A Scottish Government spokeswoman said: “Globally, as well as here in Scotland, the aviation industry faces one of the longest recovery periods from the pandemic.
“We have extended the 100% non-domestic rates relief for the sector by at least three months into 2021-22 and we’re also working with airports on route recovery, to help rebuild connectivity for business and tourism once we are able to safely lift travel restrictions.
“This will help win back routes and employment opportunities.
“The vaccination programme is a significant milestone in our fight against the virus and we are focused on protecting and creating jobs across the economy.
“On top of £3bn in immediate support for business, we have committed more than £1.2bn to economic recovery with further investment set out in our draft Budget.”

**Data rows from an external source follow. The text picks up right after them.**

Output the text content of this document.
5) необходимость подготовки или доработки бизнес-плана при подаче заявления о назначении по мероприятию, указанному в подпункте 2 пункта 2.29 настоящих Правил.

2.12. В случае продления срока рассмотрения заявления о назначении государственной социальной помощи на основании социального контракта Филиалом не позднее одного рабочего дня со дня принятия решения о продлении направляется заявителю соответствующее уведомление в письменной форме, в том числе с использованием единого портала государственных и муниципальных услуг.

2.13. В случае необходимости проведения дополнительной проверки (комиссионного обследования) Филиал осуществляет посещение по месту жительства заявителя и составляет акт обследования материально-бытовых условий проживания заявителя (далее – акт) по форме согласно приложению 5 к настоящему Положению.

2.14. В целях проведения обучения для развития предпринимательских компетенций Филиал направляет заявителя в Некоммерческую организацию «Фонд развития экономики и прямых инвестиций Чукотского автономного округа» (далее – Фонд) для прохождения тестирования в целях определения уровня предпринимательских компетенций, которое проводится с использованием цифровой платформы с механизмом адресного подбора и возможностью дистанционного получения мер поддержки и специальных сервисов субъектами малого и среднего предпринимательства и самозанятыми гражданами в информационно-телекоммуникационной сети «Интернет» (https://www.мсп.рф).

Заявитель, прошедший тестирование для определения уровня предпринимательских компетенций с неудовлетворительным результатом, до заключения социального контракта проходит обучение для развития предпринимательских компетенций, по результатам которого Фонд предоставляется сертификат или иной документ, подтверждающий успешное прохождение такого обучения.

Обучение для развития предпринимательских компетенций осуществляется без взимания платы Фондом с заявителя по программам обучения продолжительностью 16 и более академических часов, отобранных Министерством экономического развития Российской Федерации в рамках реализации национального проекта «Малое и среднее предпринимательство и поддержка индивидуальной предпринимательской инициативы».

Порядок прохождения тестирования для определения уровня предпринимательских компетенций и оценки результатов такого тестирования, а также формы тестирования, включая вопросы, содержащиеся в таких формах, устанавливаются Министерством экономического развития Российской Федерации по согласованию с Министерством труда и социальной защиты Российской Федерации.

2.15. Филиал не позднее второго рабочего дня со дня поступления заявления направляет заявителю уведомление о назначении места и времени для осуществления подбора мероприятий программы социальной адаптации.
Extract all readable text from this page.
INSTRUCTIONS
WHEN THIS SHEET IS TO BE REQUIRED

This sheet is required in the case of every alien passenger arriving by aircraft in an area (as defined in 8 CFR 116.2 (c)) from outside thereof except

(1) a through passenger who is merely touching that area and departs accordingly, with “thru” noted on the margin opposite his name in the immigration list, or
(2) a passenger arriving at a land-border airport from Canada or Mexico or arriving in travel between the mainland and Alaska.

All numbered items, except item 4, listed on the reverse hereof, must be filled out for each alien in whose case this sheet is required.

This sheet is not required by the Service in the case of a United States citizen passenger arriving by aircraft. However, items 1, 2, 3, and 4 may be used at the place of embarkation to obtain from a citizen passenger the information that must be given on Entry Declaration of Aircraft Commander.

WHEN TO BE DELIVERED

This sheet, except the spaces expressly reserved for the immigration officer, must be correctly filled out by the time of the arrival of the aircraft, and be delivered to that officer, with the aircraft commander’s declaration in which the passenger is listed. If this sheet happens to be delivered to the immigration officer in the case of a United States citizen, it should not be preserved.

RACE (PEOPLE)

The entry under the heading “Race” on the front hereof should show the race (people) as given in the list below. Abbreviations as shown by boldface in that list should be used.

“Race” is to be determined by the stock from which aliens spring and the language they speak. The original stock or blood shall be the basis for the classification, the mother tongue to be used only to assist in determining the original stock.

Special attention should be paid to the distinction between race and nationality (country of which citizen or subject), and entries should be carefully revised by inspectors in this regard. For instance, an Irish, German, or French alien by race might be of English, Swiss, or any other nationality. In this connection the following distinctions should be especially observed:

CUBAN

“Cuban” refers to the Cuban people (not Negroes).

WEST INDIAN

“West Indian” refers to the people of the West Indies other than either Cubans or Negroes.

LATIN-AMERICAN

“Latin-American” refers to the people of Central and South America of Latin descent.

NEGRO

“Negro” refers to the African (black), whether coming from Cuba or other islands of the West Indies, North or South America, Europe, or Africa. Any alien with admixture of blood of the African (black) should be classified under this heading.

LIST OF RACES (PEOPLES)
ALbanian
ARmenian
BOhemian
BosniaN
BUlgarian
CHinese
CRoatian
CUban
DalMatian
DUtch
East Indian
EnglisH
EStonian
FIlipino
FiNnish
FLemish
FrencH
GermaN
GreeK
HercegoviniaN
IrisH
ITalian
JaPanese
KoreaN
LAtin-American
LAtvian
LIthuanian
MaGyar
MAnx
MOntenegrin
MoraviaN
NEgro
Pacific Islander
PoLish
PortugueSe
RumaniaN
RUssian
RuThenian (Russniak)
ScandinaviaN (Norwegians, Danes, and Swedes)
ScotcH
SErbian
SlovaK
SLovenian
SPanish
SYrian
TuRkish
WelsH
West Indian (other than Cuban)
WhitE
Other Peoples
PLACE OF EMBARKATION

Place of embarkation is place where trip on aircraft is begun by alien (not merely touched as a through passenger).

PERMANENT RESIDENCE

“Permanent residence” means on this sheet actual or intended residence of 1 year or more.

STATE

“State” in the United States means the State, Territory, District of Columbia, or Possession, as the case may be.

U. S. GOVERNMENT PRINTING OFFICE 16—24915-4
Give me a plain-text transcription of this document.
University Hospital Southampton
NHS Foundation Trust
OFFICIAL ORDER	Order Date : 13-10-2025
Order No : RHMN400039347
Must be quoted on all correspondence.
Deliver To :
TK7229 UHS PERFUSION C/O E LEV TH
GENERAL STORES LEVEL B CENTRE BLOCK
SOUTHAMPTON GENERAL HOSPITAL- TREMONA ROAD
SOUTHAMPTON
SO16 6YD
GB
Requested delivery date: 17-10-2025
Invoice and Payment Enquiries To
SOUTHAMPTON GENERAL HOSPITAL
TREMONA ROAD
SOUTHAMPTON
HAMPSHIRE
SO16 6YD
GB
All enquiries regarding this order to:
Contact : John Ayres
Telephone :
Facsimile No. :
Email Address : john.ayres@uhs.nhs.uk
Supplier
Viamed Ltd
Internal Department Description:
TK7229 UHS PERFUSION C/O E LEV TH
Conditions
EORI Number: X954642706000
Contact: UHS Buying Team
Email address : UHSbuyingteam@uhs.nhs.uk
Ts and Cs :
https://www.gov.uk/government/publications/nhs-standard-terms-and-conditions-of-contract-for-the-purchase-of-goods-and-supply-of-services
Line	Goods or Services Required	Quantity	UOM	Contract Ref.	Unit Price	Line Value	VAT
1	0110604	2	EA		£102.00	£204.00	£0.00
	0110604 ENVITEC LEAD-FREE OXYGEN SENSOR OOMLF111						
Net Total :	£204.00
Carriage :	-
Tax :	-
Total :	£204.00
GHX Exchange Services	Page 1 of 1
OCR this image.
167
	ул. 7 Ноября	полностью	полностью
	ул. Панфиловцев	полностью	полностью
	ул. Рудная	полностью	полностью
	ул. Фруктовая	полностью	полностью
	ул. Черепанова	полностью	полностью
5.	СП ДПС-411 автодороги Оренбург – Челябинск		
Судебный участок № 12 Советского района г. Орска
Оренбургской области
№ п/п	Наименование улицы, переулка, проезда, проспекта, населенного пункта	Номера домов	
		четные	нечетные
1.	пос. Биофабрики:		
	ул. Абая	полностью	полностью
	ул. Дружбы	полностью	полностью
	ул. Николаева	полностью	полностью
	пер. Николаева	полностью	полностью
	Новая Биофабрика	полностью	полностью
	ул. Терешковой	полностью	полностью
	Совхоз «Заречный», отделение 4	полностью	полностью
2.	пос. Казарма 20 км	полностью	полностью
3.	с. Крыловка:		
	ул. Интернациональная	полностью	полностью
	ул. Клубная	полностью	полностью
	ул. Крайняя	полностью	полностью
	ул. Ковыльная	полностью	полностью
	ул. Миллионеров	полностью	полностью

A UK Government spokeswoman added: “Transport is a devolved matter, but we would encourage the Scottish Government to put in place similar support for airports in Scotland as we have in England.
“Through our new Airport and Ground Operations Support Scheme launched last week, commercial airports in England can apply for up to £8m each.
“The UK Government provided £8.6bn extra funding to the Scottish Government for their own Covid-19 response and to provide support where it is needed.
“This is on top of direct support provided by the UK Government to safeguard lives and livelihoods across the UK, including through our furlough scheme, which has been extended again until end of April.
“At its peak it and our self-employed scheme supported more than 930,000 jobs in Scotland.
“In Scotland, around two thirds of all daily tests are provided by the UK Government, in support of Scotland’s health services.
“And hope is on the horizon with the roll out of vaccines, which the UK Government is paying for and supplying for the whole of the UK.”